I finally took the time to setup wildcard certifications and wanted to share the setup process with the awesome HA-Community
Background
I’m using Reverse proxy on Synology and my wife was having problems accesing the Blue Iris webpage and other services that was behind the reverse proxy. Mainly because of the browser complaining about the cert not beeing trusted and you have to manually overide that. To much of a struggle.
Solution is to issue wildcard certs but unfortunatly Synology only support that for it own DDNS from web GUI. So instead we will be issuing certs using acme.sh and then deploy the certs to Synology. aceme.sh should also let us to be able to not have to expose port 80 for cert renewal but I haven’t tested this. Please, share your findings in the coments.
For this guide I’m basically using the official guide on:
Installation of acme.sh
$ sudo su
$ cd ~
$ wget https://github.com/acmesh-official/acme.sh/archive/master.tar.gz
$ tar xvf master.tar.gz
$ cd acme.sh-master/
$ ./acme.sh --install --nocron --home /usr/local/share/acme.sh --accountemail "email@gmailcom"
$ source ~/.profile
Creating the certificate
Get your token by logging into DuckDNS
$ cd /usr/local/share/acme.sh
export DuckDNS_Token="aaaaaaaa-bbbb-cccc-dddd-eeeeeeeeeeee"
Please note that since DuckDNS uses StartSSL as their cert provider, thus --insecure may need to be used when issuing certs:
./acme.sh --insecure --issue --dns dns_duckdns -d *.mydomain.duckdns.org
I got problems issuing the standard cert, the cert without wildcard wich is needed if you want to use mydomain.duckdns.org link. adding --domain-alias mydomain.duckdns.org’ like this fixed it:
./acme.sh --insecure --issue --dns dns_duckdns -d *.mydomain.duckdns.org --domain-alias mydomain.duckdns.

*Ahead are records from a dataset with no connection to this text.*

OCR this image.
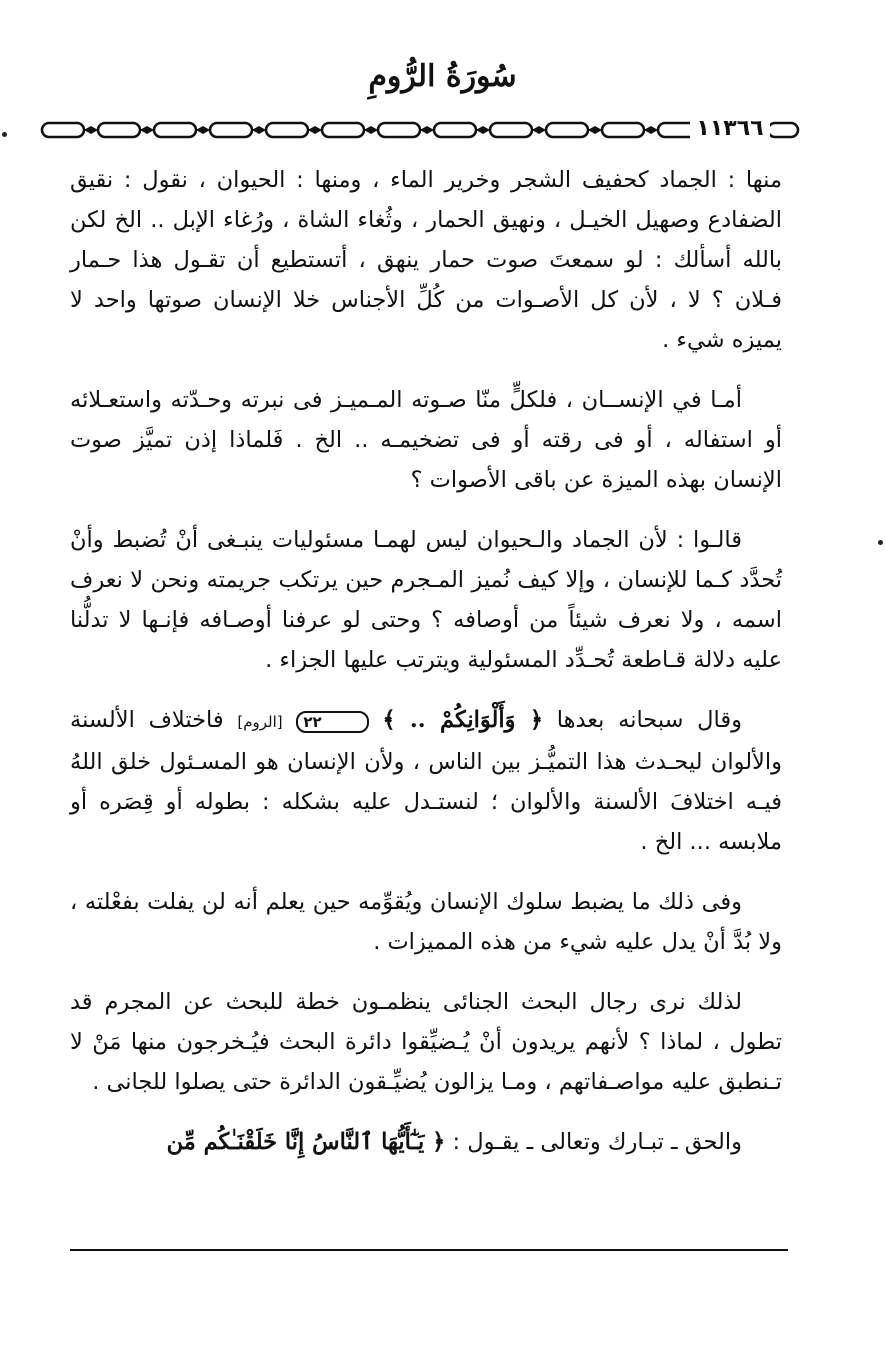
سُورَةُ الرُّومِ
١١٣٦٦

منها : الجماد كحفيف الشجر وخرير الماء ، ومنها : الحيوان ، نقول : نقيق الضفادع وصهيل الخيـل ، ونهيق الحمار ، وثُغاء الشاة ، ورُغاء الإبل .. الخ لكن بالله أسألك : لو سمعتَ صوت حمار ينهق ، أتستطيع أن تقـول هذا حـمار فـلان ؟ لا ، لأن كل الأصـوات من كُلِّ الأجناس خلا الإنسان صوتها واحد لا يميزه شيء .

أمـا في الإنســان ، فلكلٍّ منّا صـوته المـميـز فى نبرته وحـدّته واستعـلائه أو استفاله ، أو فى رقته أو فى تضخيمـه .. الخ . فَلماذا إذن تميَّز صوت الإنسان بهذه الميزة عن باقى الأصوات ؟

قالـوا : لأن الجماد والـحيوان ليس لهمـا مسئوليات ينبـغى أنْ تُضبط وأنْ تُحدَّد كـما للإنسان ، وإلا كيف نُميز المـجرم حين يرتكب جريمته ونحن لا نعرف اسمه ، ولا نعرف شيئاً من أوصافه ؟ وحتى لو عرفنا أوصـافه فإنـها لا تدلُّنا عليه دلالة قـاطعة تُحـدِّد المسئولية ويترتب عليها الجزاء .

وقال سبحانه بعدها ﴿ وَأَلْوَانِكُمْ .. ﴾ ٢٢ [الروم] فاختلاف الألسنة والألوان ليحـدث هذا التميُّـز بين الناس ، ولأن الإنسان هو المسـئول خلق اللهُ فيـه اختلافَ الألسنة والألوان ؛ لنستـدل عليه بشكله : بطوله أو قِصَره أو ملابسه ... الخ .

وفى ذلك ما يضبط سلوك الإنسان ويُقوِّمه حين يعلم أنه لن يفلت بفعْلته ، ولا بُدَّ أنْ يدل عليه شيء من هذه المميزات .

لذلك نرى رجال البحث الجنائى ينظمـون خطة للبحث عن المجرم قد تطول ، لماذا ؟ لأنهم يريدون أنْ يُـضيِّقوا دائرة البحث فيُـخرجون منها مَنْ لا تـنطبق عليه مواصـفاتهم ، ومـا يزالون يُضيِّـقون الدائرة حتى يصلوا للجانى .

والحق ـ تبـارك وتعالى ـ يقـول : ﴿ يَـٰٓأَيُّهَا ٱلنَّاسُ إِنَّا خَلَقْنَـٰكُم مِّن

I had a little bit of problem with this step and got error:
No EAB credentials found for ZeroSSL.
After changing default ca server to letsencrypt it worked fine:
/root/.acme.sh/acme.sh --set-default-ca --server letsencrypt
Deploy the default certificate
We will use the Synology DSM deployhook to deploy our certificate. This will override the default certificate, in the next section you can see how to create new certificates to be used for other services.
$ cd /usr/local/share/acme.sh
# Single quotes prevents some escaping issues if your password or username contains certain special characters
$ export SYNO_Username='Admin_Username'
$ export SYNO_Password='Admin_Password!123'
$ export SYNO_Create=1
# You must specify SYNO_Certificate, for the default certificate, we use an empty string
# Please be aware that the empty string only works if you haven't added/changed the description for
# the default certificate. If you have, you'll need to specify the description here.
# SYNO_Create=1 This tells acme.sh to create a new certificate in the DSM if it isn't already
$ export SYNO_Certificate=""
$ ./acme.sh --deploy --home . -d *.mydomain.duckdns.org --deploy-hook synology_dsm
[Update 2023-10-02]
I had to change the deploy command to:
./acme.sh --deploy -d *.mydomain.duckdns.org --deploy-hook synology_dsm --debug
I also had problems deploying multiple certs (both the wildcard and the cert without wildcard) I tried so just create the cert without wildcard in synology but had by this point created to many lets encrypt certs.
I ended up copying my cert to a place were it’s accessible from filestation in synology
like this:
ash-4.4# cp /root/.acme.sh/domain.duckdns.org/domain.duckdns.org.cer /volume1/music/domain.duckdns.org.cer
ash-4.4# cp /root/.acme.sh/domain.duckdns.org/domain.duckdns.org.key /volume1/music/domain.duckdns.org.key
ash-4.4# cp /root/.acme.sh/domain.duckdns.org/ca.cer /volume1/music/ca.cer
ash-4.4# cp /root/.acme.sh/domain.duckdns.org/fullchain.cer /volume1/music/fullcahain.cer
After this I could manually import it in Synology like this:
Check the certificate in Synology DSM
Now we should be able to see our new wildcard cert in SynologyDSM
Don’t forget to assign wich cert to use with wich domain under properties
Configuring Certificate Renewal
To auto renew the certificates in the future, you need to configure a task in the task scheduler. It is not advised to set this up as a custom cronjob (as was previously described in this wiki page) as the DSM security advisor will tell you that you have a critical warning regarding unknown cronjob(s).
In DSM control panel, open the ‘Task Scheduler’ and create a new scheduled task for a user-defined script.
- General Setting: Task - Update default Cert. User - root
- Schedule: Setup a weekly renewal. For example, 11:00 am every saturday.
- Task setting: User-defined-script:
renew certificates
/usr/local/share/acme.sh/acme.sh --cron --home /usr/local/share/acme.sh/
Thats it!
You should now be able to enjoy wildcard certs with DuckDNS!